The answer is that, although the average weekly wages in both states are roughly equal ($2.01 separate them) and although Massachusetts’ maximum benefit is equal to the state average weekly wage ($1,214.99), in New York the maximum benefit, at $808.65, is only two-thirds of the the Empire State’s average weekly wage. So, the Massachusetts maximum benefit is 50% higher. Both workers may shop at the same Big Y supermarket, but I can guarantee the Big Y doesn’t have one price for the New Yorker and another for the Bay Stater.
To me, this glaring disparity in state benefits, especially scheduled benefits due to the loss of bodily function, cries out for profound reform. Trouble is, I don’t see any Galahad coming over the crest of the hill to right this wrong. Do you?
The second message concerns employers and it is this: Regardless of what you may think of benefits paid to injured workers, and despite the perceived high medical loss costs and physician dispensing issues we spent nearly two days last week discussing in Boston, it is true that, nationwide, workers’ comp premium rates are at a level not seen since the very early 1980s, and, in some states, the 1970s.
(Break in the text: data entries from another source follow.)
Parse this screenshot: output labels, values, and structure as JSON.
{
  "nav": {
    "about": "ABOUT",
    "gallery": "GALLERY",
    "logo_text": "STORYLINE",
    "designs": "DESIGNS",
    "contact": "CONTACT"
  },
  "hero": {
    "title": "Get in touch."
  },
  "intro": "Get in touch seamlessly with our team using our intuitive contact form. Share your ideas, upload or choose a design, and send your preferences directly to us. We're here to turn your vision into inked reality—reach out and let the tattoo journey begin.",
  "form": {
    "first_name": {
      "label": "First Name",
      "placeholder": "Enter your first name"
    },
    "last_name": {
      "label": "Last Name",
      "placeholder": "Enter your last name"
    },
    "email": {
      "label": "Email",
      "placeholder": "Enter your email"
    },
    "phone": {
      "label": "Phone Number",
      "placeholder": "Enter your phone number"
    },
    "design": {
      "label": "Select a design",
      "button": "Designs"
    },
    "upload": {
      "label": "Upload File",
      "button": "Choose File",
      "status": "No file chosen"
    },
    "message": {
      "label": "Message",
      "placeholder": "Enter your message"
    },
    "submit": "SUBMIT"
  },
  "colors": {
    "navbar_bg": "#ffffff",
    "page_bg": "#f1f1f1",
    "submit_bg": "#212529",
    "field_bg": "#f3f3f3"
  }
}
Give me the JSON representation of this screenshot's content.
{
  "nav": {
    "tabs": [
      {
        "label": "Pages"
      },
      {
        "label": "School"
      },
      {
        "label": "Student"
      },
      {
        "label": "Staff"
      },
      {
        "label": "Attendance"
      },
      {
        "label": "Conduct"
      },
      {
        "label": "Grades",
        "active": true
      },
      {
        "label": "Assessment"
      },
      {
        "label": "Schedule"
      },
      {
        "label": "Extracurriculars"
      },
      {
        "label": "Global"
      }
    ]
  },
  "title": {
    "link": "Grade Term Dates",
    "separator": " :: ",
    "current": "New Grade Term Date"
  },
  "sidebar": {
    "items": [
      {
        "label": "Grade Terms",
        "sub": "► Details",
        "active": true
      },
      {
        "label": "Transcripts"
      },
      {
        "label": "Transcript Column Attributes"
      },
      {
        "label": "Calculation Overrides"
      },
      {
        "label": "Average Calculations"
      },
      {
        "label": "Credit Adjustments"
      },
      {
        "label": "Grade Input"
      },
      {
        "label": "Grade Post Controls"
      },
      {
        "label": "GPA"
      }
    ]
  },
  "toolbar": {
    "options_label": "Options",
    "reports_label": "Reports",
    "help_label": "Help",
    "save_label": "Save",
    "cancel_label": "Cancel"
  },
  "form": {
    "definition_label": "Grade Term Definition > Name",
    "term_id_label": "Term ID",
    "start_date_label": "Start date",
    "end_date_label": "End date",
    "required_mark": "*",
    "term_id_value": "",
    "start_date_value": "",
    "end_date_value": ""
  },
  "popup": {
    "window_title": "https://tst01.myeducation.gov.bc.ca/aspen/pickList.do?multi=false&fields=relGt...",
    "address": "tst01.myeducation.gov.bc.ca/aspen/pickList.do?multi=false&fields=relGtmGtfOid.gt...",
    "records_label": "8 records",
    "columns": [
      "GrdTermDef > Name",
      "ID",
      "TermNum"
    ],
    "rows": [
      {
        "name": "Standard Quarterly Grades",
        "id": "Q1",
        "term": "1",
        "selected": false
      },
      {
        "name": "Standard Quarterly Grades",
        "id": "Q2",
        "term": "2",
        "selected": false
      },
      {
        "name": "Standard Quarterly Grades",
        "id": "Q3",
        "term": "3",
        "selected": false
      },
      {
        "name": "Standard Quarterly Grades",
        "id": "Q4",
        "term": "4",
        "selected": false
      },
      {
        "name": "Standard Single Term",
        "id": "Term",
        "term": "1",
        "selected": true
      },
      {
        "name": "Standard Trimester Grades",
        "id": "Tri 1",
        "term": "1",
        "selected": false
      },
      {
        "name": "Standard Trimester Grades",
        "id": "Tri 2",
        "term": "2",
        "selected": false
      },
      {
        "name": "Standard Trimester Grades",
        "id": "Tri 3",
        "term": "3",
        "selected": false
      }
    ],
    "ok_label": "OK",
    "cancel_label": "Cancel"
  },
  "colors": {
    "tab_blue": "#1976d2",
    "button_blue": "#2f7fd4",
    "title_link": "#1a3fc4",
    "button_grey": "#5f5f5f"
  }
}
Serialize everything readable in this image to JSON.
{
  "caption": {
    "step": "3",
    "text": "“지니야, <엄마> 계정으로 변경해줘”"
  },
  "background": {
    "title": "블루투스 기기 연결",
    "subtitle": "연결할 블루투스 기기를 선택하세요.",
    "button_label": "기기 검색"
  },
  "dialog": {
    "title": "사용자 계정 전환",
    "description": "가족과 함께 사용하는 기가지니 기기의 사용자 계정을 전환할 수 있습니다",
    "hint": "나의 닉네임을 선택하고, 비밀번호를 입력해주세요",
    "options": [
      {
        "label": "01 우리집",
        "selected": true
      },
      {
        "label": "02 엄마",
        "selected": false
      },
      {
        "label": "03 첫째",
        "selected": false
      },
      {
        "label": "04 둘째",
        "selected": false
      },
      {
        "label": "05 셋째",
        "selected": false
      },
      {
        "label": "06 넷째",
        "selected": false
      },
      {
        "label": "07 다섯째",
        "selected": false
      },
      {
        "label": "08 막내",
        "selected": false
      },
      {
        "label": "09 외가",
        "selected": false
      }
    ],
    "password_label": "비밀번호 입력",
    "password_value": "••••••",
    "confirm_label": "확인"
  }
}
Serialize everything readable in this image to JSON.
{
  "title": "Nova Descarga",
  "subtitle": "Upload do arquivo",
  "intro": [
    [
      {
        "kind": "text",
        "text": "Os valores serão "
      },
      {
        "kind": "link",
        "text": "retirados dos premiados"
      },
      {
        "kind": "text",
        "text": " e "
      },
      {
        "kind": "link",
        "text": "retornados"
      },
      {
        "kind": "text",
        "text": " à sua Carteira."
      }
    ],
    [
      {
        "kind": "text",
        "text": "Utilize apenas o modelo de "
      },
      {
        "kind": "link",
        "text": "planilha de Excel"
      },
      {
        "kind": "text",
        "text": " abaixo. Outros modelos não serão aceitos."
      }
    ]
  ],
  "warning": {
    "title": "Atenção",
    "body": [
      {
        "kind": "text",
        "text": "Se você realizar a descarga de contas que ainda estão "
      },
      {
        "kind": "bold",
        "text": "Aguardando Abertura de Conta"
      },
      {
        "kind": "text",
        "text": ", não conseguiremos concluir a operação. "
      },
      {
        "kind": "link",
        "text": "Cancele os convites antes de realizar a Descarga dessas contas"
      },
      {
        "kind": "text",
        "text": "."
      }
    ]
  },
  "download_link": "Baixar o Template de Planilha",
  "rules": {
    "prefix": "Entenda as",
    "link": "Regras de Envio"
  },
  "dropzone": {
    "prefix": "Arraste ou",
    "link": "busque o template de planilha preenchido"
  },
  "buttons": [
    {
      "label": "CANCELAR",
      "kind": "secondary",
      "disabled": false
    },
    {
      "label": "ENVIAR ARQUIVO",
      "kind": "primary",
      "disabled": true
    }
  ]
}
It is true that, in terms of workers’ comp premiums, today’s employers have never had it so good.
That’s great, and I plead guilty to having worked very hard over the last 30 years helping employers make that happen. But perhaps it’s time to take some of those premium savings and invest them in better scheduled benefits in the states that lag far behind in the fairness race. Perhaps it’s time for all states to take another look at the 1972 National Commission’s recommendations and consider re-examining how they stand with respect to recommendation adoption. Finally, perhaps it’s time we workers’ comp professionals unload the gatling gun and stop shooting the messengers.